マウスフィードの動脈から血管内皮細胞の管に沿って電気伝導:グリチルレチン酸誘導体の交絡アクション
背景と目的:抵抗血管の内皮細胞に沿って電気伝導は、組織や血液を取り囲む平滑筋の影響から独立して決定されていない。 2つの相互の仮説をテストしました:(1)電気信号の細胞間伝導は内皮細胞(EC)チューブ内のマニフェストである、(2)ギャップジャンクションチャネルの阻害剤(GJCs)は、ECの電気とCa(2 +)シグナル伝達に対する交絡アクションがあります。実験的アプローチ:無傷EC管はC57BL / 6マウスの腹部筋肉フィードの動脈から単離した。
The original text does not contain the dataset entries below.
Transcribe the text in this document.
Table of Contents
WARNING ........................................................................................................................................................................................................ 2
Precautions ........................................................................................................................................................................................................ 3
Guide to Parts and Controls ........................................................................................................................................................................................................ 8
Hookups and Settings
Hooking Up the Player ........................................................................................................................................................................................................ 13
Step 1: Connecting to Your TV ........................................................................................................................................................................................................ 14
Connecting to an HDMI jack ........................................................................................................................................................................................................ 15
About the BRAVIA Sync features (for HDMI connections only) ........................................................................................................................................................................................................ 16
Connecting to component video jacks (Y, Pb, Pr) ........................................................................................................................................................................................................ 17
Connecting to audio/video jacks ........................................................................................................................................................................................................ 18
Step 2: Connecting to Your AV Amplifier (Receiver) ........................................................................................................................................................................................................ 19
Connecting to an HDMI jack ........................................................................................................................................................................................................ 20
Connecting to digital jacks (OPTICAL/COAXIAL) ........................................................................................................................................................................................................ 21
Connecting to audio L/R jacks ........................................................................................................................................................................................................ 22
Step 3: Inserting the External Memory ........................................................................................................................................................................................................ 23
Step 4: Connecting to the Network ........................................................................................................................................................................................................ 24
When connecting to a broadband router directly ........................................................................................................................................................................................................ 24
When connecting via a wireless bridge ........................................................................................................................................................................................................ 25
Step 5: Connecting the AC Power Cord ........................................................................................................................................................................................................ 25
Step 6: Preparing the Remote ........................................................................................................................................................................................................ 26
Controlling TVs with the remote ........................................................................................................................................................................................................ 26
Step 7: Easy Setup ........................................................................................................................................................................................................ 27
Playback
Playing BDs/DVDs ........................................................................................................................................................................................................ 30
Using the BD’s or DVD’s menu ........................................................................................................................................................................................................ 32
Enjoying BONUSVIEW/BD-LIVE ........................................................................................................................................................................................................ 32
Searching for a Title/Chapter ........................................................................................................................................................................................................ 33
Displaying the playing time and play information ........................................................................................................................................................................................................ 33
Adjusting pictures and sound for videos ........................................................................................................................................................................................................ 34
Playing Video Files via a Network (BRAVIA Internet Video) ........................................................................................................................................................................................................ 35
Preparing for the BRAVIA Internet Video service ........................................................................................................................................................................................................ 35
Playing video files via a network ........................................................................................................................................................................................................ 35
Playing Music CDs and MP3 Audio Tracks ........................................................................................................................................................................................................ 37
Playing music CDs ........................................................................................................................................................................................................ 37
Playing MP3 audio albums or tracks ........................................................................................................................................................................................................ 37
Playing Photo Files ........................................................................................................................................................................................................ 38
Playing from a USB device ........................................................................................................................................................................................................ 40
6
過分極(+)は中間、小コンダクタンスCa(2 +)の活性化Kチャネル(IK(Ca)と/ SK(CA))の(NS309)間接的な(アセチルコリン)と直接刺激で開始されました。リモート膜電位(V(M))の応答は、注入電流の電気伝導のために一定の長さ(λ)を定義し、細胞内に。色素結合はヨウ化プロピジウムの細胞内マイクロインジェクション後に評価した。細胞内Ca(2 +)のダイナミクスは、フラ-2測光を用いて測定した。カルベノキソロン(CBX)またはβ-グリチルレチン酸(βGA)はGJCsの役割を調べるために使用された。主な結果:ECSの定常状態V(m)は〜-25 mVであった。それぞれ〜-40 mVと〜-60 mVに、アセチルコリンによる過分極とNS309 ECの。電気伝導は、距離(λ〜1.4 mm)でmonoexponentially減衰。ヨウ化プロピジウムはECを取り巻くに1つのEC普及に注入する。 CBXまたはβGAは可逆移染、電気伝導およびEC過分極を抑制した。 βGAは、アセチルコリンへの応答を抑制しながら、両方のエージェントは、Ca(2 +)を休んで上昇した。結論と含意:個々の細胞は、ECチューブ内にお互いによく結合されています。グリチルレチン酸誘導体とを阻害するGJCsは、内皮細胞に沿って電気伝導の主要な決定要因を解決するためのこれらの薬剤の使用を未然に防ぐ、のCa(2 +)シグナル伝達に関係なく、IK(Ca)の/ SK(CA)によって過分極仲介の損失と一致している。